Given the plan's vagueness, it's difficult to assess whether the new accountability standards will be an improvement. But the new funding proposal is problematic. Secretary of Education Arne Duncan compared the funding structure to the administration's $5 billion "Race to the Top" initiative, which asks school districts to compete for federal funds with "innovative" proposals for education reform. Jack Jennings, president of the Center on Education Policy, is skeptical:
Right now most federal money goes out in formulas, so schools know how much they'll get, and then use it to provide services for poor children. The department thinks that's become too much of an entitlement. They want to upend that scheme by making states and districts pledge to take actions the administration considers reform, before they get the money.
I'm wary of applying corporate rules to the K-12 educational establishment, where you reward players who succeed and "innovate" -- and punish those who do not. Reforming public education should mean helping struggling school districts rather than making them compete against better-performing schools for funds to meet basic operating expenses. Underperforming schools will arguably be in the worst position to compete for federal aid; it makes as much sense as asking the unemployed to duke it out over benefits.

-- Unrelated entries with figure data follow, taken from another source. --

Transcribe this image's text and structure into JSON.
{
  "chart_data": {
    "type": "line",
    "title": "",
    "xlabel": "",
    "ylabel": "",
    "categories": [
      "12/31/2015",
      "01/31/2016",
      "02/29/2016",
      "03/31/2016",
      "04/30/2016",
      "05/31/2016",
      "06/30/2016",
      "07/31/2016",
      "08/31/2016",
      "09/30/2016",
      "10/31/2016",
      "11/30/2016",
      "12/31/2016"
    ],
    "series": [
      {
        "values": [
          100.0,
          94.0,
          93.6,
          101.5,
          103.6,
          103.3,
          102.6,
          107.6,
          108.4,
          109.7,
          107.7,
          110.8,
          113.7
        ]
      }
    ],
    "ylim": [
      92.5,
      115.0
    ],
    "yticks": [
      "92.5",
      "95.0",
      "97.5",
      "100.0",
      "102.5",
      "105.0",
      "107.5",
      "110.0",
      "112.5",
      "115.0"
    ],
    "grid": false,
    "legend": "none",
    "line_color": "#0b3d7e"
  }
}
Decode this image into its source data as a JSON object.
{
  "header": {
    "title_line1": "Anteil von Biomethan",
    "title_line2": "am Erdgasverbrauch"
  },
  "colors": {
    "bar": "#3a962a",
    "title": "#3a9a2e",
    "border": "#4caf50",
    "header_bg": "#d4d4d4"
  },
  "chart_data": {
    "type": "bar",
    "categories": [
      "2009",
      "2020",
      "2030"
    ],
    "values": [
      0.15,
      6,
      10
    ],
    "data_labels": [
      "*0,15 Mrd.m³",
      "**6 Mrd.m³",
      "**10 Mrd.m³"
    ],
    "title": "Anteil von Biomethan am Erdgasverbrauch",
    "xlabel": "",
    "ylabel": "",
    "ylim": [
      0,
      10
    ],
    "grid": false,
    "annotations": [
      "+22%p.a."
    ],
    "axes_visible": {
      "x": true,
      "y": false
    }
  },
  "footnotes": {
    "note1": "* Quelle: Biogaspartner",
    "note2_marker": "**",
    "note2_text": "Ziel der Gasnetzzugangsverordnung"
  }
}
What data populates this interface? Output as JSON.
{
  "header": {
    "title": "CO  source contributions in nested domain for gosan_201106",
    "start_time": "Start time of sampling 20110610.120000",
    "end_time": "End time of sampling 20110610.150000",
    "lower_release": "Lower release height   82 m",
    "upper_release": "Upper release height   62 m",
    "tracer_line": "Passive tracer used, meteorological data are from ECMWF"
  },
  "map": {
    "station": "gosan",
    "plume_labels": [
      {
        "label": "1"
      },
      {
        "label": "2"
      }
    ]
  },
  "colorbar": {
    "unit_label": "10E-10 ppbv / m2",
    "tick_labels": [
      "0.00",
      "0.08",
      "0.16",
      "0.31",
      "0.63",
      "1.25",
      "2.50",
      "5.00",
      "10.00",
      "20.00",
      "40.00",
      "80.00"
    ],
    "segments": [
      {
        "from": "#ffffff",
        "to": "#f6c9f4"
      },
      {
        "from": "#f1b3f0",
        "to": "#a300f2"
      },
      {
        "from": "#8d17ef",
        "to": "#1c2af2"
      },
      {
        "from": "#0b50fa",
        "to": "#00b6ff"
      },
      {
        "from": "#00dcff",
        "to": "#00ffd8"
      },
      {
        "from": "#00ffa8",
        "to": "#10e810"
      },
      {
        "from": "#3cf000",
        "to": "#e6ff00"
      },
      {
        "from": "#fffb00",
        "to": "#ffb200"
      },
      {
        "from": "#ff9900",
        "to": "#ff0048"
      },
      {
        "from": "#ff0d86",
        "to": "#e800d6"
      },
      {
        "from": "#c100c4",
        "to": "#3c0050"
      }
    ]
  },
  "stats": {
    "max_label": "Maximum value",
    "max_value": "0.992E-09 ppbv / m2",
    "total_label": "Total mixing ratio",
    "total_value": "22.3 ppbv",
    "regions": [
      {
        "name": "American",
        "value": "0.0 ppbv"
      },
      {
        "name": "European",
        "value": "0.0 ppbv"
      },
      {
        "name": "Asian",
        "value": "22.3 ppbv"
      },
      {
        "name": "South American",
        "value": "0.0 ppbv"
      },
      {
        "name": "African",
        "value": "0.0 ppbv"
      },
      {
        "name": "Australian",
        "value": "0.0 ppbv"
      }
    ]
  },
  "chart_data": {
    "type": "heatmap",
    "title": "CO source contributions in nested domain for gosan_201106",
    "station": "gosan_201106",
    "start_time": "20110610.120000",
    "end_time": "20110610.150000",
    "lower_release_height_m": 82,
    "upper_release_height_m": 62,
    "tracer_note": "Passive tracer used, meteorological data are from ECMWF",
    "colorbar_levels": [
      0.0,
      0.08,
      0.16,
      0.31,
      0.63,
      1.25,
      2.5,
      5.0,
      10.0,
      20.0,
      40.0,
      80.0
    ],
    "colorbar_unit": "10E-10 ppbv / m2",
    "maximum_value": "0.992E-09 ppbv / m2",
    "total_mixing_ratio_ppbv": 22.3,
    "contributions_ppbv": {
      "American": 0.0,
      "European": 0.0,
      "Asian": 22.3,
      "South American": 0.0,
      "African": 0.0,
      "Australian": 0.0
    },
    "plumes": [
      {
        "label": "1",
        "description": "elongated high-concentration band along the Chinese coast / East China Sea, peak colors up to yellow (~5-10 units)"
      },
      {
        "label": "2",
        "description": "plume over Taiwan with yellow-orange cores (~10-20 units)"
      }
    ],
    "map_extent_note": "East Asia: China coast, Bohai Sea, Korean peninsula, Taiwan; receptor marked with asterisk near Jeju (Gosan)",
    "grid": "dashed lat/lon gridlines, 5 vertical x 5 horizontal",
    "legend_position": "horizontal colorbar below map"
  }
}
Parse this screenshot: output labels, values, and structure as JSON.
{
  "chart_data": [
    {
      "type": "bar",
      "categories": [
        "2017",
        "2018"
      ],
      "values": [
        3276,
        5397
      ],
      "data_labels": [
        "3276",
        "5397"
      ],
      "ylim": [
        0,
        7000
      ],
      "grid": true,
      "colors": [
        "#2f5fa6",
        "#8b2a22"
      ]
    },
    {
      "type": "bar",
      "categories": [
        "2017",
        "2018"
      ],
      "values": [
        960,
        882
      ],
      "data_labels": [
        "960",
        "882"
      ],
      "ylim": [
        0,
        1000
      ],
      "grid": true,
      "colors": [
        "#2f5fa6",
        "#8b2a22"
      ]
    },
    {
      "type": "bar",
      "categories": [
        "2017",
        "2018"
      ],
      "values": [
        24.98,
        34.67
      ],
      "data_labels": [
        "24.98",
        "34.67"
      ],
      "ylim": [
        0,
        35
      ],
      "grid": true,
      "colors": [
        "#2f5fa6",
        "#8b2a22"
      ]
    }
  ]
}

The contempt for underperforming schools who feel "entitled" to federal funding mirrors the rhetoric of the welfare debate: Why are we "rewarding" laziness and failure? It assumes that bad schools are bad because their teachers are bad, or they've implemented ineffective policies. But many of these schools are tasked with serving students from the poorest and most crime-ridden areas in the country. How will it help them improve to have their funding cut because they failed to beat another school in the funding race?
Making federal funding contingent on competition also has the same drawbacks as making it contingent on students' test scores: In the same way that schools rigged the system and "taught to the test" under NCLB, school districts will be rewarded not on their ability to educate students but on the ability to write grant proposals.